Why the slide? Even the creator of Monday Night Football, Pete Rozelle, doesn't know for sure. After a slow start, CBS's NFL ratings have climbed to 15.1, just 2% behind the record level of '81. Saddled with the AFC, which has smaller markets and drearier teams than the NFC, NBC muddles through at 11.2, down 9% from '81. The USFL, cocaine-snorting players and disaffection caused by the strike all may have contributed to the Monday night problem, but ABC's zzzzzz-inducing schedule, compliments of Rozelle & Co., is probably the prime factor. Further, network ratings for most sports—notably college football—have tumbled since '81, perhaps because of the multiplicity of sports on cable.

The one cheerful note for Monday Night Football is Simpson, who has replaced the irksome Fran Tarkenton on games that Howard Cosell or Meredith doesn't work. The Juice grows on you. He suffers from Bill Russell Disease—i.e., his diction is deplorable, he chops the ly off adverbs and he sometimes talks into the: next play—a malady that may have cost Russell his NBA job at CBS last week. (Tom Heinsohn will replace him on this season's NBA telecasts.) But unlike Russell, Simpson comes across as warm, sincere and enthusiastic. He has an intensity and a radiance about him that help compensate for his lack of language skill.

Whenever O.J. appears with Frank Gifford and the Danderoo—whenever Cosell disappears, that is—the crew's mood seems to improve. For a rookie in the booth, the Juice is also unusually perceptive. For example, during the Jets-Bills game early this month, Buffalo's Joe Cribbs lined up deep in the I and tried unsuccessfully to vault into the end zone from the one-yard line. Bad formation in a short-yardage situation, Simpson pointed out. Better not allow the defensive kamikazes so much time to fly toward the point of attack.

Unlike Earl Weaver, who served as Cosell's yes-man on the World Series, O.J. also merits a star for not being afraid to get it on with Cosell. Late in the second quarter of that New York-Buffalo game, with the Jets ahead 7-0, Cosell allowed that "if the Bills can get anything going, they'll be right back in this thing!" To which O.J. teasingly responded, "Howard, you've proved once again you've got a tremendous grasp of the obvious—to use one of your lines."

"Fine!
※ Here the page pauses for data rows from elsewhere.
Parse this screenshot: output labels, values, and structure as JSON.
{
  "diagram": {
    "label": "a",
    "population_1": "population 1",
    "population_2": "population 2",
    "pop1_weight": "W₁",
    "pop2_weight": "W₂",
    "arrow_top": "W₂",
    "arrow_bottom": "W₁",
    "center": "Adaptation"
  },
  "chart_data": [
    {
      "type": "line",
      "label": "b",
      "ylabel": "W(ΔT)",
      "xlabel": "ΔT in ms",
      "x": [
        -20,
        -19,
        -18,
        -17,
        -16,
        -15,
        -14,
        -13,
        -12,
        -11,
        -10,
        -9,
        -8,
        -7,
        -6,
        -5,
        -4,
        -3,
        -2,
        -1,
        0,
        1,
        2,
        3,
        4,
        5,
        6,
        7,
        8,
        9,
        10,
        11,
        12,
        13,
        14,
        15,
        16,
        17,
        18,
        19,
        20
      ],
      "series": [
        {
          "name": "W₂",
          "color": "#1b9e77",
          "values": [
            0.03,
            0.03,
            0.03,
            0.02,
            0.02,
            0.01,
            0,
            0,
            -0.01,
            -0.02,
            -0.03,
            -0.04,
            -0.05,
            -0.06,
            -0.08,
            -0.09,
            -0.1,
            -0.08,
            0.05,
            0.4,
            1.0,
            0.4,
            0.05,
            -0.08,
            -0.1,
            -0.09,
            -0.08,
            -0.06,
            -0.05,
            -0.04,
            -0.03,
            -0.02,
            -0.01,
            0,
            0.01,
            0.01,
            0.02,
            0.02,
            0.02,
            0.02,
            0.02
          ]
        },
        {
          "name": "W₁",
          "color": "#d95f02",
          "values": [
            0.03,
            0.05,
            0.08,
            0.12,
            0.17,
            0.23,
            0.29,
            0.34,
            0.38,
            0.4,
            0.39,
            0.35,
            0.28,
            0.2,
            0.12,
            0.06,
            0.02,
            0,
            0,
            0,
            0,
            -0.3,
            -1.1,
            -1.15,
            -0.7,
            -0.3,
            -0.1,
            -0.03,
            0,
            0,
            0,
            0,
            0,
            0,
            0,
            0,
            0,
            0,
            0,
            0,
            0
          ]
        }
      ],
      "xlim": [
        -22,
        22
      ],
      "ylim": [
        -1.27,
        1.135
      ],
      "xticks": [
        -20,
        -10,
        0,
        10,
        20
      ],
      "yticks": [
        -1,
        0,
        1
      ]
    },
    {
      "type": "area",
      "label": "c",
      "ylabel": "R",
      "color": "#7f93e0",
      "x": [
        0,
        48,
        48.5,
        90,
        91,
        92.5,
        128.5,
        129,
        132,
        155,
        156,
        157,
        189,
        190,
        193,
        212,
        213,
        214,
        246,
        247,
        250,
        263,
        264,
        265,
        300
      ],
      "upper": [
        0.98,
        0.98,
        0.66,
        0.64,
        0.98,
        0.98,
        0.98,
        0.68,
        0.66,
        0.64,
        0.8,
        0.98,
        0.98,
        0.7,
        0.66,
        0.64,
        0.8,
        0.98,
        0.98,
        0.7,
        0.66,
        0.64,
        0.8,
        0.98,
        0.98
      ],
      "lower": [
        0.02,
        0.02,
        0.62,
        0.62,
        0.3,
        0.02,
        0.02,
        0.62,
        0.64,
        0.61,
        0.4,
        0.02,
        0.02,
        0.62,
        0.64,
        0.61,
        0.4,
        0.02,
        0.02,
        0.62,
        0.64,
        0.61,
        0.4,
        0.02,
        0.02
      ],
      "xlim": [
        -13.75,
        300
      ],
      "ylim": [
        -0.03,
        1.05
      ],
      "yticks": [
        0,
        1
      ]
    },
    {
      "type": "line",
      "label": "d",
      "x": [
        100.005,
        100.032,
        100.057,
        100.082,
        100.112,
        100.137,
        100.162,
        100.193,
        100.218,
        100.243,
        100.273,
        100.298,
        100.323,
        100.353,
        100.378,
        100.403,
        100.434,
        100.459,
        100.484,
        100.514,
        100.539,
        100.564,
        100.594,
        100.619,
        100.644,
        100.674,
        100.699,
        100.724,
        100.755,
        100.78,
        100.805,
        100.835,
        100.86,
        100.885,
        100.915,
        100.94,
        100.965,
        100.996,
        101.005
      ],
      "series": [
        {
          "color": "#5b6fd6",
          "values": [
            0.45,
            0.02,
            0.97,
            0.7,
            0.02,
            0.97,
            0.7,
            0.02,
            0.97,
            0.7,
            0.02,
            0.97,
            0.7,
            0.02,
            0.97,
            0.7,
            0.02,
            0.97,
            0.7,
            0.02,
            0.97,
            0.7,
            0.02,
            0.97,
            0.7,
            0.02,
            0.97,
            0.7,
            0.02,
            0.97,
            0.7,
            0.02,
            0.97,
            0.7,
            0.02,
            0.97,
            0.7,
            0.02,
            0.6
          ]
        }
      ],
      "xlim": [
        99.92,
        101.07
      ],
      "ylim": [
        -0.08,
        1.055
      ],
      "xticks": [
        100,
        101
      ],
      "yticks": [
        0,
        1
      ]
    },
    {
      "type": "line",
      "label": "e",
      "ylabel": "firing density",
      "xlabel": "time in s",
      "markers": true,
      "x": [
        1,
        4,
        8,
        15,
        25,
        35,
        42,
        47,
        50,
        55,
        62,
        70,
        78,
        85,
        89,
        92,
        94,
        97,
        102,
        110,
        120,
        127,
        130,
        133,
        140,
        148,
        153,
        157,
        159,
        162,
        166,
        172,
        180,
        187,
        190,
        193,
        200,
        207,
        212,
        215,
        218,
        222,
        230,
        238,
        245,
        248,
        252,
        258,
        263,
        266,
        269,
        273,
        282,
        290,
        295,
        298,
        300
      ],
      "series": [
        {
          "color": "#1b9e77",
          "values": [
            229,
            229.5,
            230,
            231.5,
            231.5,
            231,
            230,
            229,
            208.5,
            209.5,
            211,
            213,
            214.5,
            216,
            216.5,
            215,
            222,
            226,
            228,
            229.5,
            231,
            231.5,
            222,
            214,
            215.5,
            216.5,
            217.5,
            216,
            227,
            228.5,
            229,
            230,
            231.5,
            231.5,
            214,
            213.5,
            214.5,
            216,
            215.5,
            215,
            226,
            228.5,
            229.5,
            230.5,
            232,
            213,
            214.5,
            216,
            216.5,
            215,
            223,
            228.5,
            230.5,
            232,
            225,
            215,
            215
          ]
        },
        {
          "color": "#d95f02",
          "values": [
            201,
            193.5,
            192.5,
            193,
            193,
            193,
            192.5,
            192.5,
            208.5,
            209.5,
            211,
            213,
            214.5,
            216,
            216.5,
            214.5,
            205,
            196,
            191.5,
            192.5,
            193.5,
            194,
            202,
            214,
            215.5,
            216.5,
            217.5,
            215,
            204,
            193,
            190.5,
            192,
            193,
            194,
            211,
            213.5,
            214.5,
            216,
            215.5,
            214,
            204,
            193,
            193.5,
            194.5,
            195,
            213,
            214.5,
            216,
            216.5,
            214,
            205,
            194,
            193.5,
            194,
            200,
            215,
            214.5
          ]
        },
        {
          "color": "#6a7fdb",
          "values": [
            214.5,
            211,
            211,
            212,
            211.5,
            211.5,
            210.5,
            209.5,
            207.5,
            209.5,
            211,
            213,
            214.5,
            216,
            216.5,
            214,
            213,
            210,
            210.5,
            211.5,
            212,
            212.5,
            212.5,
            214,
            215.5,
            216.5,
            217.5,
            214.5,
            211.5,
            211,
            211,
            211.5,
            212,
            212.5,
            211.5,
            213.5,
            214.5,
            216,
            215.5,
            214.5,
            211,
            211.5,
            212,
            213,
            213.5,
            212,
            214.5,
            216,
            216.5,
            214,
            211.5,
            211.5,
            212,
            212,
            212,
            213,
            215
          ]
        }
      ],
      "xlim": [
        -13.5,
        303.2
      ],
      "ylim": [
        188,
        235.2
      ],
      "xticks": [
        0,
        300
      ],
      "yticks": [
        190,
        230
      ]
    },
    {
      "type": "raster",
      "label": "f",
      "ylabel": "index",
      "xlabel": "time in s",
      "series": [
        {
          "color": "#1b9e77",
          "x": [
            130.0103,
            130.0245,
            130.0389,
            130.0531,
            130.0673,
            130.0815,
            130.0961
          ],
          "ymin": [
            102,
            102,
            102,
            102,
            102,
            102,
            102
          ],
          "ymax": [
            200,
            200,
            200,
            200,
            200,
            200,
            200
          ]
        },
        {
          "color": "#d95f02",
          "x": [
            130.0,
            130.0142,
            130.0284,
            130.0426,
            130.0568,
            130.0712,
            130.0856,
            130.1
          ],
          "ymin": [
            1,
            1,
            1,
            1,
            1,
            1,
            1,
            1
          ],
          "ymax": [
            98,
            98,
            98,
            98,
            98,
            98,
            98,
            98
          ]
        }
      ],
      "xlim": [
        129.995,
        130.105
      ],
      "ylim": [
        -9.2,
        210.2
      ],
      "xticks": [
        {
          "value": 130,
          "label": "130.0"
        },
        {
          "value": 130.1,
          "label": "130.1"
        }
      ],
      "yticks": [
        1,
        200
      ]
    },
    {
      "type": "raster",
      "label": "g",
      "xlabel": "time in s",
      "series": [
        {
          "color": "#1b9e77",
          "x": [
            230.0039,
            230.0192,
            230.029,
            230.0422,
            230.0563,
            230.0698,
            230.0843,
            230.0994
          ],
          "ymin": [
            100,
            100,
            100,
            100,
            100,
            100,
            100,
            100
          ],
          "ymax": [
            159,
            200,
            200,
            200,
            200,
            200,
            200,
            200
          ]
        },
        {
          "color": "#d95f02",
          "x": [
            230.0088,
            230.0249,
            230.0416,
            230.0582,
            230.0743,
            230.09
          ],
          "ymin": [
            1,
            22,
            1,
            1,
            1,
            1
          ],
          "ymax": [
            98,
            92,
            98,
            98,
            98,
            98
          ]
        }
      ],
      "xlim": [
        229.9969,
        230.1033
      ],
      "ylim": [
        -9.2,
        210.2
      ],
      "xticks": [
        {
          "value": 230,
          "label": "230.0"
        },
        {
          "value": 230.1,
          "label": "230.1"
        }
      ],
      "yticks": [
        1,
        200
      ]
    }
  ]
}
O.K.," Cosell retorted.

Says Simpson, "Howard and I have been friends for a lot of years now. To be honest, I've found I can tease him a little more off-camera than I can on-camera."

Stay tuned for additional encounters. O.J.'s a new kid on the block who can tell it like it is, and that's a good R[X] for Monday Night Football's doldrums.

PHOTO

Simpson is the rare sidekick who'll disagree with Cosell.